Stock Compensation.

     Effective January 1, 2003, the Company adopted, in accordance with SFAS No. 148, “Accounting for Stock-Based Compensation—Transition and Disclosure,” the fair value based method of accounting for stock option awards granted on or after January 1, 2003. No compensation expense related to the grant of stock options under the Company’s stock compensation plans was reflected in net income for any years ended on or before December 31, 2002 because the Company accounted for grants in accordance with Accounting Principles Board (“APB”) Opinion No. 25, “Accounting for Stock Issued to Employees,” and all stock options granted in those years had an exercise price equal to the market value of the underlying common stock on the date of grant. The effect on net income and earnings per share as if the Company had applied the fair value recognition provisions of SFAS No. 148 to all stock compensation for the three years ended December 31, 2004 is set forth in Note 1 to our consolidated financial statements.

     In December 2004, the FASB issued SFAS No. 123 (Revised 2004), “Share-Based Payment” (“SFAS No. 123R”). SFAS No. 123R requires that the compensation cost relating to share-based payment transactions be recognized in financial statements based on the fair value of the equity or liability instruments issued. Effective, January 1, 2003, the Company adopted the fair value recognition provisions of SFAS No. 123, “Accounting for Stock-Based Compensation,” for all employee awards granted, modified, or settled after January 1, 2003. SFAS No. 123R will require the Company to apply fair value recognition provisions to all unvested equity awards as of the first interim reporting period starting after June 15, 2005, which is the Company’s third quarter beginning July 1, 2005. The adoption of SFAS No. 123R is not expected to have a material effect on the Company’s results of operations or financial condition.

Income Taxes.

     Our income tax expense and related balance sheet amounts involve significant management estimates and judgments. Judgments regarding realization of deferred tax assets and the ultimate outcome of tax-related contingencies represent key items involved in the determination of income tax expense and related balance sheet accounts.

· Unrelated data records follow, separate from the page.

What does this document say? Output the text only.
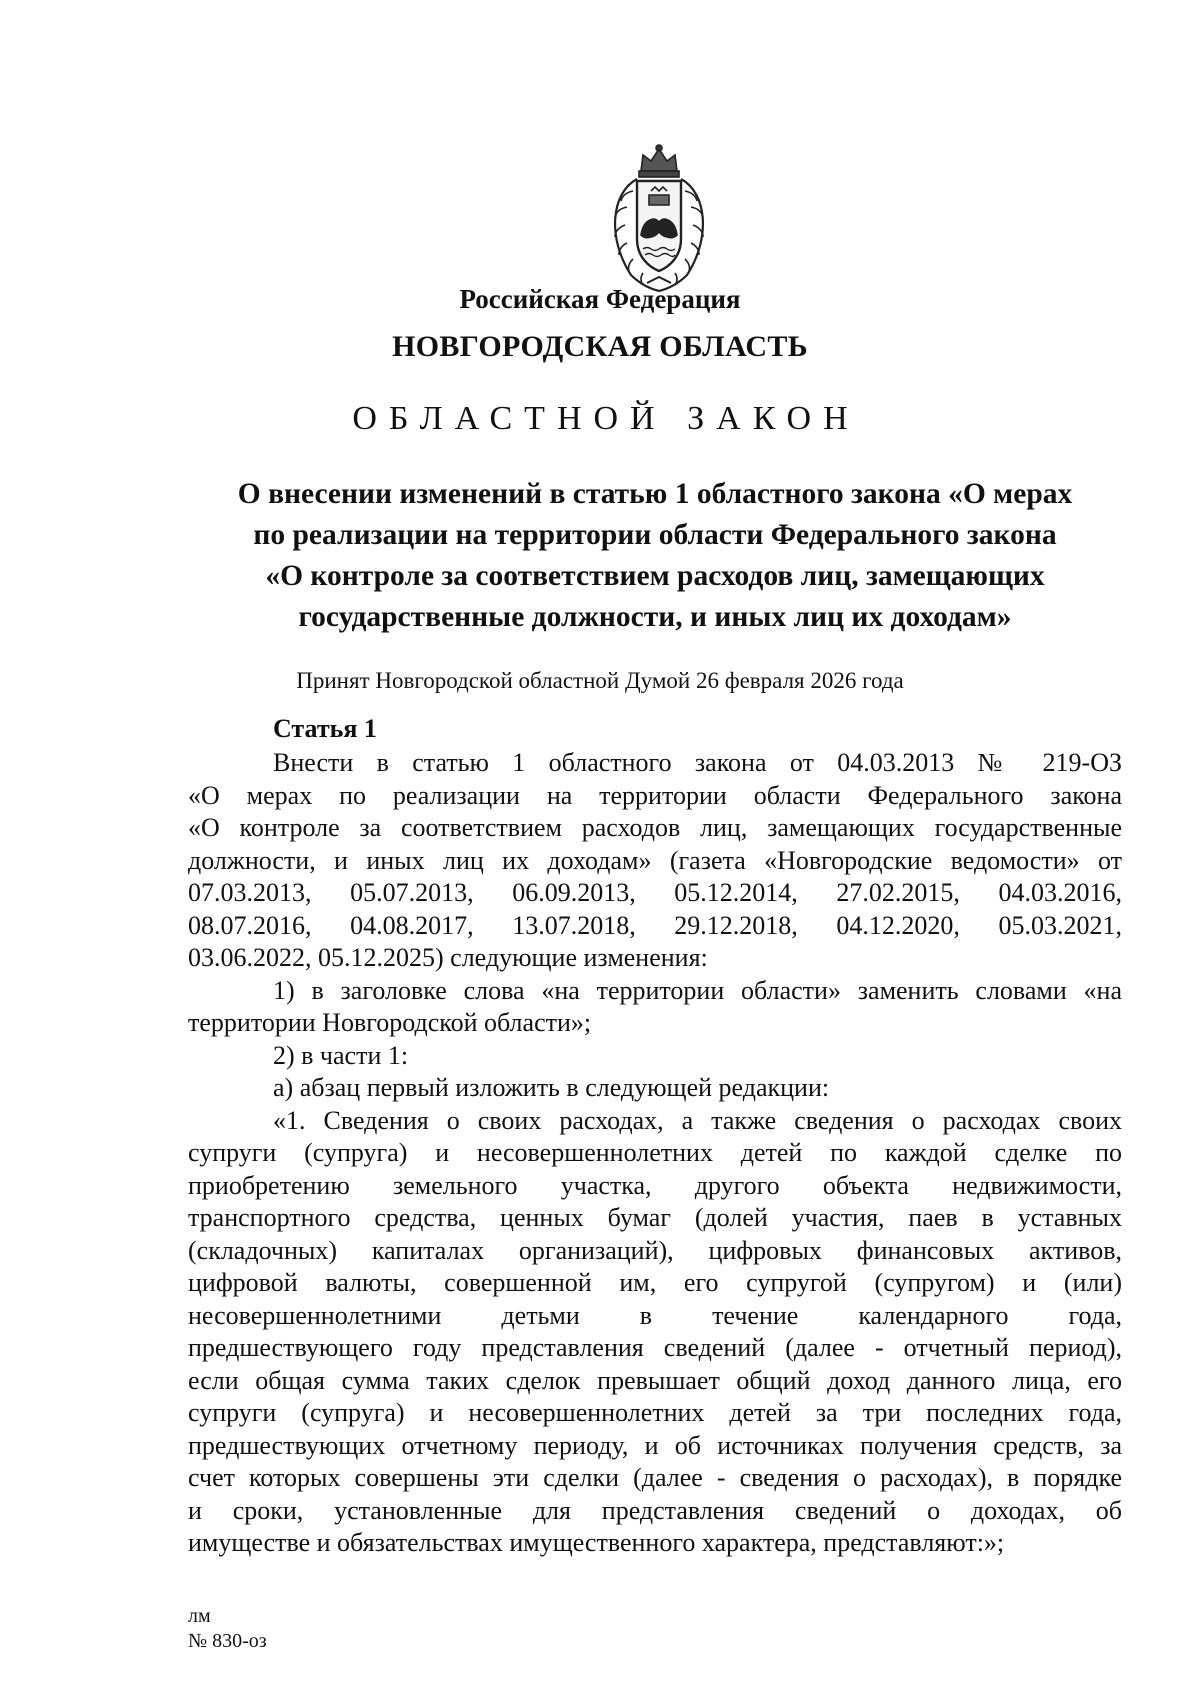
Российская Федерация
НОВГОРОДСКАЯ ОБЛАСТЬ
ОБЛАСТНОЙ ЗАКОН
О внесении изменений в статью 1 областного закона «О мерах
по реализации на территории области Федерального закона
«О контроле за соответствием расходов лиц, замещающих
государственные должности, и иных лиц их доходам»
Принят Новгородской областной Думой 26 февраля 2026 года
Статья 1
Внести в статью 1 областного закона от 04.03.2013 № 219-ОЗ
«О мерах по реализации на территории области Федерального закона
«О контроле за соответствием расходов лиц, замещающих государственные
должности, и иных лиц их доходам» (газета «Новгородские ведомости» от
07.03.2013, 05.07.2013, 06.09.2013, 05.12.2014, 27.02.2015, 04.03.2016,
08.07.2016, 04.08.2017, 13.07.2018, 29.12.2018, 04.12.2020, 05.03.2021,
03.06.2022, 05.12.2025) следующие изменения:
1) в заголовке слова «на территории области» заменить словами «на
территории Новгородской области»;
2) в части 1:
а) абзац первый изложить в следующей редакции:
«1. Сведения о своих расходах, а также сведения о расходах своих
супруги (супруга) и несовершеннолетних детей по каждой сделке по
приобретению земельного участка, другого объекта недвижимости,
транспортного средства, ценных бумаг (долей участия, паев в уставных
(складочных) капиталах организаций), цифровых финансовых активов,
цифровой валюты, совершенной им, его супругой (супругом) и (или)
несовершеннолетними детьми в течение календарного года,
предшествующего году представления сведений (далее - отчетный период),
если общая сумма таких сделок превышает общий доход данного лица, его
супруги (супруга) и несовершеннолетних детей за три последних года,
предшествующих отчетному периоду, и об источниках получения средств, за
счет которых совершены эти сделки (далее - сведения о расходах), в порядке
и сроки, установленные для представления сведений о доходах, об
имуществе и обязательствах имущественного характера, представляют:»;
лм
№ 830-оз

     The Company does not provide additional United States income taxes on undistributed earnings of consolidated foreign subsidiaries included in retained earnings. Such earnings could become taxable upon the sale or liquidation of these foreign subsidiaries or upon dividend repatriation. The Company’s intent is for such earnings to be reinvested by the subsidiaries or to be repatriated only when required for domestic business operations, tax or cash reasons. On October 22, 2004, the American Jobs Creation Act of 2004 (“AJCA”) was signed into law. The AJCA includes a temporary incentive for United States multinational corporations to repatriate accumulated income of foreign subsidiaries by providing an 85 percent dividends received deduction for qualifying dividends from controlled foreign corporations. Our income tax expense does not reflect the impact of the AJCA. We have begun an evaluation of the effects of the repatriation provisions and expect to complete the analysis prior to the end of the third quarter 2005.

     Deferred tax assets represent items to be used as a tax deduction or credit in future tax returns for which we have already properly recorded the tax benefit in our income statement. Realization of our deferred tax assets reflects our tax planning strategies. We establish valuation allowances for deferred tax assets that we do not believe will be realized.

     Tax assessments and resolution of tax contingencies may arise several years after tax returns have been filed. Predicting the outcome of such tax assessments involves uncertainty; however, we believe that recorded tax liabilities adequately account for our analysis of probable outcomes.